О том, что мать Жозефина учила их священному писанию, молитвам и церковным обрядам Жун Мэй сказать не осмелилась и, после небольшой заминки, произнесла:

— Языкам…

— Каким же? — заинтересовалась императрица.

— Латыни…

— Это язык их мертвых? — вспомнила императрица. — А живых?

— Французскому…

— И ты понимаешь их письмо и речь?

— Да, — совсем упавшим голосом произнесла, призналась Жун Мэй.

— Хао, хао, — размышляя о чем-то, бормотала императрица. — А что было с тобой потом?

— Потом нуцай Жун Мэй вышла замуж, муж был назначен командиром отряда знаменных войск в Ляодун. Когда японцы напали на Чжун-хуа — Срединное цветущее государство, муж храбро бился и погиб, защищая Западные ворота в Цзин-чжоу-тине. Они убили моего ребенка, — со слезами прошептала она.

— Не слышу, повтори, — велела императрица.

— Они убили моего сына, — громко повторила она.

— Хао, хао, дин хао, — хорошо, хорошо, очень хорошо, — бормотала императрица, и Жун Мэй готова была вскочить на ноги и вцепиться ей ногтями в лицо. Но годами вбиваемое в голову почтение к священной императорской особе не позволяло ей этого сделать, хотя она и знала из домашних таинственных пересудов, что Цыси ничуть не знатнее ее родом, отец ее умер в тюрьме как преступник, сама она была гуйжень — наложницей и возвысилась лишь как мать императора Тунчжи.

— Хао, — решительно произнесла императрица-регентша. — Я оставляю тебя в своей свите и назначаю фрейлиной. Это очень высокая честь для тебя. Будешь жить во дворце и безотлучно находиться при моей особе. Главной твоей обязанностью будет присутствовать вместе со мной в Цзюньцзичу — Верховном императорском Совете во время приема иностранных послов, выслушивать их речи, проверять, правильно ли их переводят драгоманы и верно ли передают смысл их речей князья Гун и Цин.

Пять дней училась Жун Мэй придворному этикету, расположению строений во дворце Ихэюань, расположению помещений в палатах, особенно в покоях императрицы Цыси, знакомилась с ее гардеробом — халатов и платьев в нем было больше, чем звезд на небе; ритуалом принятия пищи императрицей, с ее бельем, посудой, привычками, слабостями, запретами, фаворитами, драгоценностями, любимыми маршрутами прогулок, евнухами, — фу, какие противные, ни на что не способные кастраты, они только щиплют… Ей показали и назвали по именам бесчисленное количество сановников и дворцовой челяди, швырнули в океан сплетен, слухов, пересудов, туманных намеков и злобных пожеланий.

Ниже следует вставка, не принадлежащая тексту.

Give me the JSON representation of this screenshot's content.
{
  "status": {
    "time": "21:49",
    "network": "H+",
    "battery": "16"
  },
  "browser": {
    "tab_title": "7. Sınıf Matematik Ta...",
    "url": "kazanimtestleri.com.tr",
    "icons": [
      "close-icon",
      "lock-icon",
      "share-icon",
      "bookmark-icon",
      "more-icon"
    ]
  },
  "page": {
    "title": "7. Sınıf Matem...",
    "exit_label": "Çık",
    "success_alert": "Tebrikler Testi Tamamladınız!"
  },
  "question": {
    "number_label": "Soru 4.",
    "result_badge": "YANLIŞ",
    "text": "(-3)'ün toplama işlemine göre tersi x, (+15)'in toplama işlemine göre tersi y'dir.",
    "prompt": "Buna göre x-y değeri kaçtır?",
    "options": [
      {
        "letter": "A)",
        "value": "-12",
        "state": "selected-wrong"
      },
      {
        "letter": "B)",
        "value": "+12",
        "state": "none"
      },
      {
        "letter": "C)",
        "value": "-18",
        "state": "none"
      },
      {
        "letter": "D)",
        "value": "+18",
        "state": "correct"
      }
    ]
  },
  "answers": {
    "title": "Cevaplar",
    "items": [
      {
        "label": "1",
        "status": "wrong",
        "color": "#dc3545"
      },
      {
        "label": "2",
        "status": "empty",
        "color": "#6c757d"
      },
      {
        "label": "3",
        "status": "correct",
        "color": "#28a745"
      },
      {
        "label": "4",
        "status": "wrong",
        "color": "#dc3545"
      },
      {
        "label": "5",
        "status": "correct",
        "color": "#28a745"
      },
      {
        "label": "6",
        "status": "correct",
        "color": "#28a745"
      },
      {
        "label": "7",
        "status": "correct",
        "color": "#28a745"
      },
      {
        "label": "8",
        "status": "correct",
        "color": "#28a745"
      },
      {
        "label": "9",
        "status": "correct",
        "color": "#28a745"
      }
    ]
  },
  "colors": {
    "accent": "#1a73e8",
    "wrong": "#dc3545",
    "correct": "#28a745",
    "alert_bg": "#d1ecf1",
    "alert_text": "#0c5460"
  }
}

Оказалось, что и сама она, Жун Мэй, представляет какой-то интерес и все пытались перетянуть ее на свою сторону, но, видя нарочитую ее бестолковость, оставили в покое.

Хотя у Жун Мэй и действительно в голове все смешалось в дикую кашу с торчащими оттуда обрывками ярких лоскутков, пагодами, именами, галереями, тумаками и щипками, драконами и фениксами, искусственными озерами и пайлоу, и визжаще-свистяще-шипяще-лающей какофонией посулов, угроз, сплетен, доверительного мерзкого хихиканья, похотливых намеков… Она слушала, кивала, соглашалась со всеми, улыбалась, низко кланялась, кому-то что-то говорила, отвечала, не всегда впопад, столь же мерзко подхихикивала, напускала на себя то степенно-чинный и важный, то неестественно-возбужденный вид, но перед глазами у неё всегда был маленький лисенок. Она видела, что он уже освоился в своей новой роли, окреп, пушистая шубка у него лоснилась, черные пуговички глаз с любопытством озирают окружающий мир; видала, что он сыт и ухожен, благодарила хэшана Яня, радовалась и успокаивалась. Когда ей удавалось ненадолго исчезнуть, спрятаться за ширмой в комнатке, отведенной ей для жилья, она сразу же перевоплощалась в лисицу и мчалась к нему. Сперва он радостно кидался ей навстречу, тесно прижимался и тихонечко поскуливал, и у Жун Мэй таяло сердце, она его грела, лизала, ласково тормошила, но в последнее время она стала на него обижаться немножко, чуточку — у него появились новые, неизвестные ей интересы и он даже пытался удирать… Приходилось тихонечко покусывать; она даже тявкнула в сердцах на него, чему сама же и испугалась.